Though Brexit might feel like its ultimate expression, the age of uncertainty is not over. It is probably just beginning. Our hyperconnected world has accelerated innovation, brought more competitive forces to bear, and created new social networks and channels of communication that we do not yet understand. No longer can our organisations rely on the rules of the game remaining the same for decades, or even years. The playing field is changing constantly.
There are three responses to this. Some organisations, facing the Brexit uncertainty, have been trying to find certainty elsewhere, moving manufacturing or services to places that will remain inside the EU, at least for the time being.
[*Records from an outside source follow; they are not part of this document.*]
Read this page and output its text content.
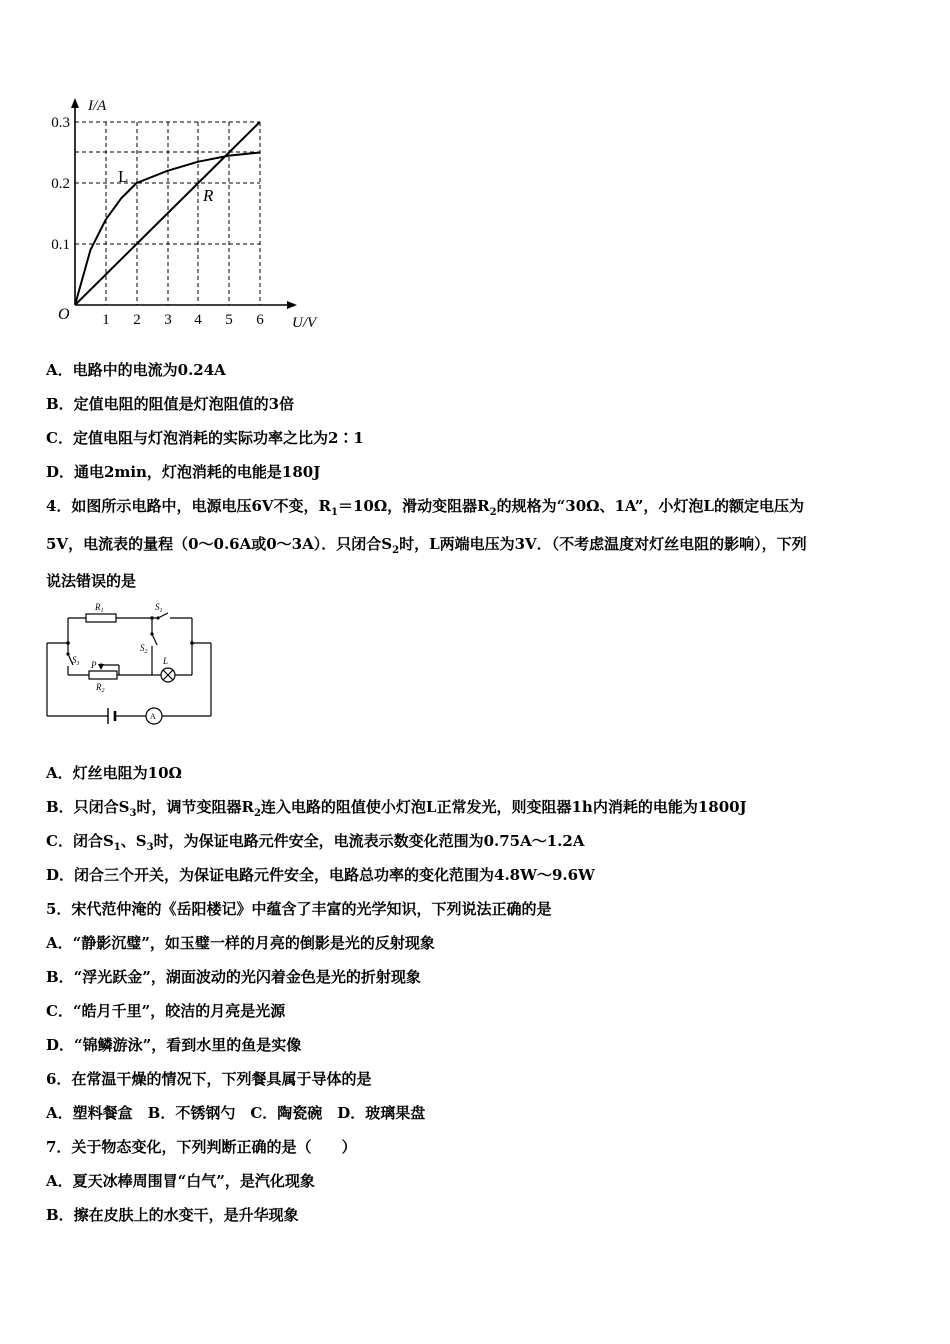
0.3
0.2
0.1
1 2 3 4 5 6
O
I/A
U/V
L
R
A．电路中的电流为0.24A
B．定值电阻的阻值是灯泡阻值的3倍
C．定值电阻与灯泡消耗的实际功率之比为2∶1
D．通电2min，灯泡消耗的电能是180J
4．如图所示电路中，电源电压6V不变，$R_1=10\Omega$，滑动变阻器$R_2$的规格为“30Ω、1A”，小灯泡L的额定电压为
5V，电流表的量程（0～0.6A或0～3A）．只闭合$S_2$时，L两端电压为3V．（不考虑温度对灯丝电阻的影响），下列
说法错误的是
$R_1$	$S_1$
$S_2$
$S_3$ P
$R_2$
L
A
A．灯丝电阻为10Ω
B．只闭合$S_3$时，调节变阻器$R_2$连入电路的阻值使小灯泡L正常发光，则变阻器1h内消耗的电能为1800J
C．闭合$S_1$、$S_3$时，为保证电路元件安全，电流表示数变化范围为0.75A～1.2A
D．闭合三个开关，为保证电路元件安全，电路总功率的变化范围为4.8W～9.6W
5．宋代范仲淹的《岳阳楼记》中蕴含了丰富的光学知识，下列说法正确的是
A．“静影沉璧”，如玉璧一样的月亮的倒影是光的反射现象
B．“浮光跃金”，湖面波动的光闪着金色是光的折射现象
C．“皓月千里”，皎洁的月亮是光源
D．“锦鳞游泳”，看到水里的鱼是实像
6．在常温干燥的情况下，下列餐具属于导体的是
A．塑料餐盒　B．不锈钢勺　C．陶瓷碗　D．玻璃果盘
7．关于物态变化，下列判断正确的是（　　）
A．夏天冰棒周围冒“白气”，是汽化现象
B．擦在皮肤上的水变干，是升华现象
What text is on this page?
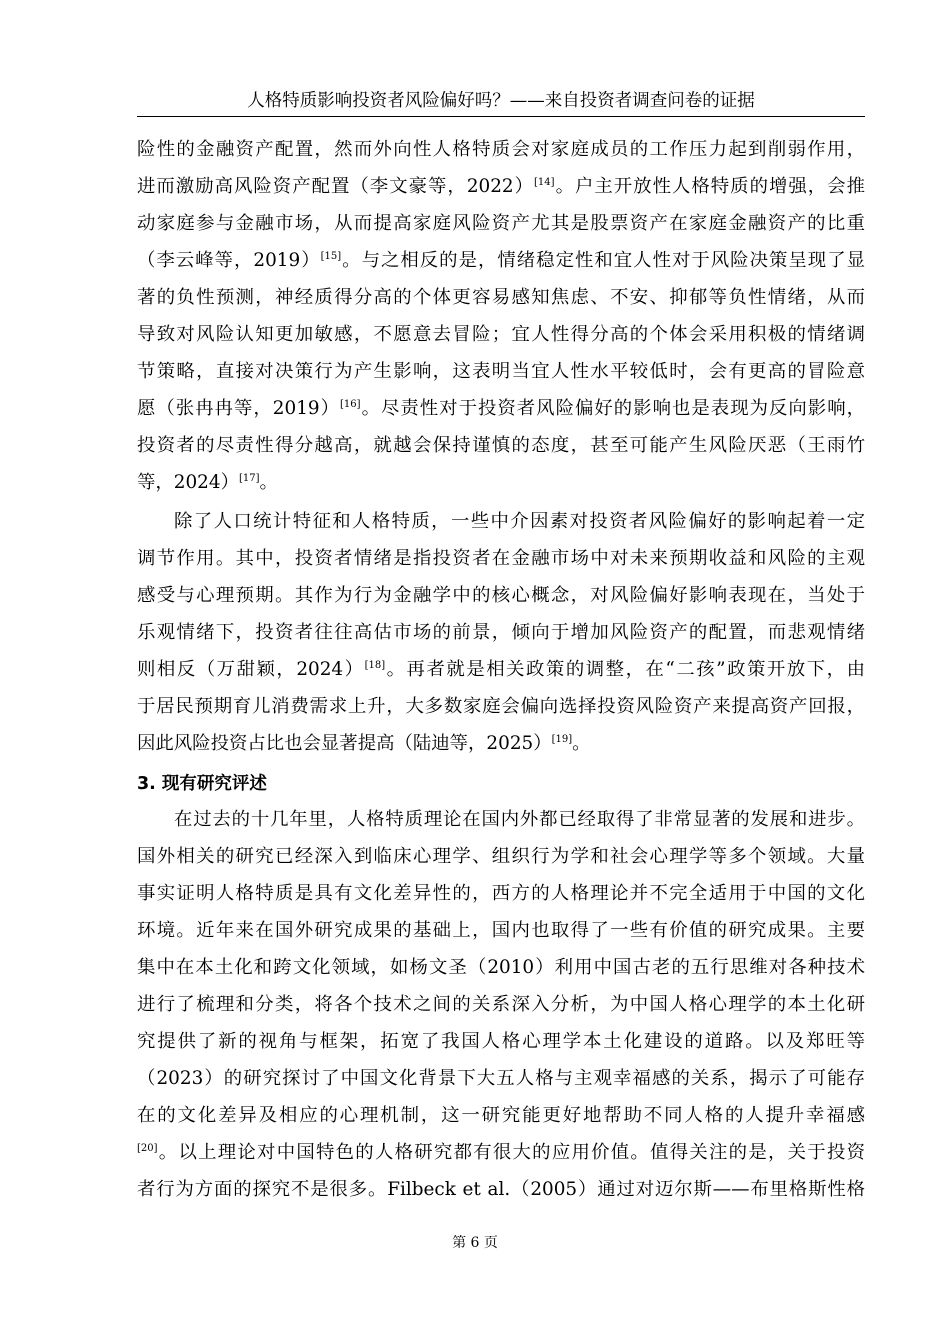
人格特质影响投资者风险偏好吗？——来自投资者调查问卷的证据
险性的金融资产配置，然而外向性人格特质会对家庭成员的工作压力起到削弱作用，
进而激励高风险资产配置（李文豪等，2022）[14]。户主开放性人格特质的增强，会推
动家庭参与金融市场，从而提高家庭风险资产尤其是股票资产在家庭金融资产的比重
（李云峰等，2019）[15]。与之相反的是，情绪稳定性和宜人性对于风险决策呈现了显
著的负性预测，神经质得分高的个体更容易感知焦虑、不安、抑郁等负性情绪，从而
导致对风险认知更加敏感，不愿意去冒险；宜人性得分高的个体会采用积极的情绪调
节策略，直接对决策行为产生影响，这表明当宜人性水平较低时，会有更高的冒险意
愿（张冉冉等，2019）[16]。尽责性对于投资者风险偏好的影响也是表现为反向影响，
投资者的尽责性得分越高，就越会保持谨慎的态度，甚至可能产生风险厌恶（王雨竹
等，2024）[17]。
除了人口统计特征和人格特质，一些中介因素对投资者风险偏好的影响起着一定
调节作用。其中，投资者情绪是指投资者在金融市场中对未来预期收益和风险的主观
感受与心理预期。其作为行为金融学中的核心概念，对风险偏好影响表现在，当处于
乐观情绪下，投资者往往高估市场的前景，倾向于增加风险资产的配置，而悲观情绪
则相反（万甜颖，2024）[18]。再者就是相关政策的调整，在“二孩”政策开放下，由
于居民预期育儿消费需求上升，大多数家庭会偏向选择投资风险资产来提高资产回报，
因此风险投资占比也会显著提高（陆迪等，2025）[19]。
3. 现有研究评述
在过去的十几年里，人格特质理论在国内外都已经取得了非常显著的发展和进步。
国外相关的研究已经深入到临床心理学、组织行为学和社会心理学等多个领域。大量
事实证明人格特质是具有文化差异性的，西方的人格理论并不完全适用于中国的文化
环境。近年来在国外研究成果的基础上，国内也取得了一些有价值的研究成果。主要
集中在本土化和跨文化领域，如杨文圣（2010）利用中国古老的五行思维对各种技术
进行了梳理和分类，将各个技术之间的关系深入分析，为中国人格心理学的本土化研
究提供了新的视角与框架，拓宽了我国人格心理学本土化建设的道路。以及郑旺等
（2023）的研究探讨了中国文化背景下大五人格与主观幸福感的关系，揭示了可能存
在的文化差异及相应的心理机制，这一研究能更好地帮助不同人格的人提升幸福感
[20]。以上理论对中国特色的人格研究都有很大的应用价值。值得关注的是，关于投资
者行为方面的探究不是很多。Filbeck et al.（2005）通过对迈尔斯——布里格斯性格
第 6 页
You could equally try to offload the uncertainty to others, outsourcing functions at risk from Brexit with the option of bringing on board other suppliers if necessary. But it is the third option that is perhaps the most important. The biggest lesson for the future. And that is to embrace uncertainty.
If you accept that the age of uncertainty will continue for years, perhaps decades, then you begin to change the way you operate. You look at your organisation and instead of focusing on today’s reality, you plan for the adaption to tomorrow. In fact you can start to build an organisation that is continuously adaptable.
What does this mean? There are implications for the structure of the organisation, and investment. But one of the critical characteristics of future-ready organisations is their foresight. Future-ready organisations devote resource to seeing what is coming first. They forecast better, and more frequently. They extract intelligence from all the numbers available, from finance and beyond. And they use this intelligence to driver better, faster decisions.
In an age of uncertainty your only real option for success in the long term is to be more adaptable than the competition. To be the first to take advantage of changes in the playing field. And that means being the first to see what’s happening and the first to respond.
If there is perhaps a thin silver-lining to the Brexit debacle, it is that it has taught many of us how to live and succeed in an age of uncertainty.